Photo-controlled degradation of PLGA/Ti3C2 hybrid coating on Mg-Sr alloy using near infrared light

Li Liu; Bo Huang; Xiangmei Liu; Wei Yuan; Yufeng Zheng; Zhaoyang Li; Kelvin Wai Kwok Yeung; Shengli Zhu; Yanqin Liang; Zhenduo Cui; Shuilin Wu

doi:10.1016/j.bioactmat.2020.08.013

Photo-controlled degradation of PLGA/Ti₃C₂ hybrid coating on Mg-Sr alloy using near infrared light

Bioact Mater. 2020 Sep 15;6(2):568-578. doi: 10.1016/j.bioactmat.2020.08.013. eCollection 2021 Feb.

Authors

Affiliations

¹ Hubei Key Laboratory of Polymer Materials, Ministry-of-Education Key Laboratory for the Green Preparation and Application of Functional Materials, School of Materials Science & Engineering, Hubei University, Wuhan, 430062, China.
² State Key Laboratory for Turbulence and Complex System and Department of Materials Science and Engineering, College of Engineering, Peking University, Beijing, 100871, China.
³ The Key Laboratory of Advanced Ceramics and Machining Technology by the Ministry of Education of China, School of Materials Science & Engineering, Tianjin University, Tianjin, 300072, China.
⁴ Department of Orthopaedics & Traumatology, Li Ka Shing Faculty of Medicine, The University of Hong Kong, Pokfulam, Hong Kong, 999077, China.

Abstract

A PLGA/Ti₃C₂ hybrid coating was successfully deposited on the surface of magnesium-strontium (Mg-Sr) alloys.
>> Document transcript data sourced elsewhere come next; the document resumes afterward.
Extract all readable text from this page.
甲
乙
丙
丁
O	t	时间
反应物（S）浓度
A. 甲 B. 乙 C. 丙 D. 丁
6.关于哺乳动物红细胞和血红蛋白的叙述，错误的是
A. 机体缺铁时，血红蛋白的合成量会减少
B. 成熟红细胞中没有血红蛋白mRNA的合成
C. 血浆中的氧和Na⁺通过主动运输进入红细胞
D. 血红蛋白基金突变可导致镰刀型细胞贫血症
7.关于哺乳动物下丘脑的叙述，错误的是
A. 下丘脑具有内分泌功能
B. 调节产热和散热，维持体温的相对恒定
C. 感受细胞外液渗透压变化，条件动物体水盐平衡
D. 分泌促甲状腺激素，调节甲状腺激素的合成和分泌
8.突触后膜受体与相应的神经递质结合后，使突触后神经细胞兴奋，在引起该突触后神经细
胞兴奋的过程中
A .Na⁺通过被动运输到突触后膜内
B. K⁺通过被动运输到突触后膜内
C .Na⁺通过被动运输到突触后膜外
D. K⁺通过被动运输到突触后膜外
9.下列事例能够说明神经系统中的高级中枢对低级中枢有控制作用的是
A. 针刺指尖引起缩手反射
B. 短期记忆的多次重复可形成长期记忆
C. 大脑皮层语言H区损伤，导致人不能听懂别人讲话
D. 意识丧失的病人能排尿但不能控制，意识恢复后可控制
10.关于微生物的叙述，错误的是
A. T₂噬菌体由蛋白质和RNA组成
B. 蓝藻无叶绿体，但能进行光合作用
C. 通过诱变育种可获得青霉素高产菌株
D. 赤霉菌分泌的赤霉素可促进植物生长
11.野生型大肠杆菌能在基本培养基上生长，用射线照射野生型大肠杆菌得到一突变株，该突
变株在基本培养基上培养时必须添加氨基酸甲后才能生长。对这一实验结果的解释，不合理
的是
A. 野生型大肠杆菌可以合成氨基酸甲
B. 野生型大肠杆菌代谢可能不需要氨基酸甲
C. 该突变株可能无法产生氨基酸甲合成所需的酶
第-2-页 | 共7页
Compared with the corrosion current density (i _corr ) of the Mg-Sr alloy (7.13 × 10^-5 A/cm²), the modified samples (Mg/PLGA/Ti₃C₂) was lower by approximately four orders of magnitude (7.65 × 10^-9 A/cm²). After near infrared 808 nm laser irradiation, the i _corr of the modified samples increased to 3.48 × 10^-7 A/cm². The mechanism is that the local hyperthermia induced the free volume expansion of PLGA, and the increase in intermolecular gap enhanced the penetration of electrolytes. Meanwhile, the cytotoxicity study showed that the hybrid coating endowed the Mg-Sr alloy with enhanced biocompatibility.

Keywords: Coating; Degradation; Magnesium; Photoresponsive; Ti3C2 Mxene.